Di sesi pembahasan kunci jawaban, ternyata semua peserta ujian merasa tercerahkan. Bahkan sang Native Speaker kami minta mengulangi lagi daftar pertanyaannya, dan semua peserta bisa memahami dengan baik. Itu artinya, peran pengulangan memanglah begitu besar. Setelah diulang, baru semakin faham.

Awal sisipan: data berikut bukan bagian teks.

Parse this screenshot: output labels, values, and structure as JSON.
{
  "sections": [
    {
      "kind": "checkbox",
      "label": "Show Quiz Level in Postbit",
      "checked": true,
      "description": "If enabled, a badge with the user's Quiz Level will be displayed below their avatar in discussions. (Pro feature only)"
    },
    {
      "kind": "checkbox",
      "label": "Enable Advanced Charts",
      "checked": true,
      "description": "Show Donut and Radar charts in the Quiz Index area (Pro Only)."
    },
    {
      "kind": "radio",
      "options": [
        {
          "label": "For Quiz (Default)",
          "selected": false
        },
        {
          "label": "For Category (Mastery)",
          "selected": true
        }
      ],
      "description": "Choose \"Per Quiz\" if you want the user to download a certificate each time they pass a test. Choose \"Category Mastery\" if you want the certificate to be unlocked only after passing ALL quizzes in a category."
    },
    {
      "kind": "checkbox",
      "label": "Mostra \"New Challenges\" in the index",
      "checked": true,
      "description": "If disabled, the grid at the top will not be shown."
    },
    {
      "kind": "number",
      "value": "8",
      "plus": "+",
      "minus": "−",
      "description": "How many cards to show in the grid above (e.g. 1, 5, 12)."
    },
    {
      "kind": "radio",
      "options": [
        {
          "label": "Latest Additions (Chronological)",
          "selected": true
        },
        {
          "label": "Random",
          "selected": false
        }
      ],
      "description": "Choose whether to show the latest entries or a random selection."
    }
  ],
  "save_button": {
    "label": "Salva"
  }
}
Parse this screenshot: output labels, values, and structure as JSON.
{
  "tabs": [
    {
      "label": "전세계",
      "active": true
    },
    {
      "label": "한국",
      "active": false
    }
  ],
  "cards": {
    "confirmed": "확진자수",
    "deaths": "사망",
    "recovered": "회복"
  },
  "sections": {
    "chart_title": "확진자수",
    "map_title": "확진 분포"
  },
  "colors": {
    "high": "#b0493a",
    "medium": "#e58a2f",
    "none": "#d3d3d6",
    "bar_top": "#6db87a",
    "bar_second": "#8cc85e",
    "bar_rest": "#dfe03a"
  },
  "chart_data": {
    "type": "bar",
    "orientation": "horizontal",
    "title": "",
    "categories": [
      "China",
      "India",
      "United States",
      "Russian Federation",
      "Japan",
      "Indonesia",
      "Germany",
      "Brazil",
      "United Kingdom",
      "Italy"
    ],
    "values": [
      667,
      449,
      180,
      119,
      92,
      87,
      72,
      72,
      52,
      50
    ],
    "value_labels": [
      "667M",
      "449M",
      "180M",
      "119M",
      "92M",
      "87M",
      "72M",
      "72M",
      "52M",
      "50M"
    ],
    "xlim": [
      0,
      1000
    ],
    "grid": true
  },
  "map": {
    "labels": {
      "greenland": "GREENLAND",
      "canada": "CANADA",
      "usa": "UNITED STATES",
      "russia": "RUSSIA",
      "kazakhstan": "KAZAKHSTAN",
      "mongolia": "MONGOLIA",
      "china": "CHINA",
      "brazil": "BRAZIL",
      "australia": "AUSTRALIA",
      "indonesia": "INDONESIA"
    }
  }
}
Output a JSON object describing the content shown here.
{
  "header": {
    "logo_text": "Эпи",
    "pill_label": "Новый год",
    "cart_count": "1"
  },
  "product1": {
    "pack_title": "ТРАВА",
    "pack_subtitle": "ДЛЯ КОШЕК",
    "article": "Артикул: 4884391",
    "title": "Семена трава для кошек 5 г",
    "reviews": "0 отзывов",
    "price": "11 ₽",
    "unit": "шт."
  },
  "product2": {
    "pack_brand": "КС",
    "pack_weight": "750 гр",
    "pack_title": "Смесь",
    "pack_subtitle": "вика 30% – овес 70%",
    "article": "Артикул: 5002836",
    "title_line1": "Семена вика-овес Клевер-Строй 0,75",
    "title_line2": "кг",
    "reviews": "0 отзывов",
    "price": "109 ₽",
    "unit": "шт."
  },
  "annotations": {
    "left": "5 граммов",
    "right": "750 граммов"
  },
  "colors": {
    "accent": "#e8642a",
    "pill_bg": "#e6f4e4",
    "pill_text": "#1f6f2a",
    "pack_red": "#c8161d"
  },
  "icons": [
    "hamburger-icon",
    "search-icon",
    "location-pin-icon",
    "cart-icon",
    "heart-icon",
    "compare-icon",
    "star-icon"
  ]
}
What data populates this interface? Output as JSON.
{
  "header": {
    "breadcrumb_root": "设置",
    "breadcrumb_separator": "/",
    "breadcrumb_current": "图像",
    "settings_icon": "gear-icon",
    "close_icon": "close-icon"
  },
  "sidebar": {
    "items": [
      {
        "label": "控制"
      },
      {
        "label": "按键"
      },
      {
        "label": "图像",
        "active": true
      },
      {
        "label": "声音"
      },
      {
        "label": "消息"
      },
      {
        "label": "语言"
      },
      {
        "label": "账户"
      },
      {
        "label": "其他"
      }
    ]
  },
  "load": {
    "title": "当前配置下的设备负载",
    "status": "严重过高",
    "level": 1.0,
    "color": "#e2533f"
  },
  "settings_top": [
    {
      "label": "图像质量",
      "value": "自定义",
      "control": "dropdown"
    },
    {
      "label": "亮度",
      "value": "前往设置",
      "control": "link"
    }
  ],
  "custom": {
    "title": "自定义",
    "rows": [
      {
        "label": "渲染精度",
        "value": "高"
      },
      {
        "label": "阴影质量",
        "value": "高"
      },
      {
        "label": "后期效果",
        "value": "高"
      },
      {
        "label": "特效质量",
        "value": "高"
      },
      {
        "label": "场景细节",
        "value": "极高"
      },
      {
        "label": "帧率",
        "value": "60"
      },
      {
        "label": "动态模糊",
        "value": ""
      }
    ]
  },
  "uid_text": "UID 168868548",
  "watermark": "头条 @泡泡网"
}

Satu hari sebelum ujian, kami broadcast kepada seluruh peserta ujian “HIDUP ADALAH UJIAN. Kalau ingin semangat bahasa Arab terus HIDUP, maka ikutilah UJIAN yang ADALAH besok”. Yang jelas, dari ujian ini kami bisa mengevaluasi di titik mana kelemahan dan kekurangan yang harus kami perbaiki sebagai pengelola Ma’had. Alhamdulillah, hasil sementara (karena belum semua Mahasantri ikut ujian, sebab tak sedikit yang berhalangan hadir. Ada juga yang tidak datang karena takut…hehe) ada peserta yang nyaris mendapat nilai 90, padahal usianya baru 16 tahun. Aisyah namanya.
Anda ingin ikut merasakan dinamika belajar bahasa Arab yang mengasyikkan seperti ini? Yuk bergabung di mahadsyarafulharamain.com
Tapi perlu diingat, Ma’had Syaraful Haramain bukan Lembaga Kursus Bahasa Arab.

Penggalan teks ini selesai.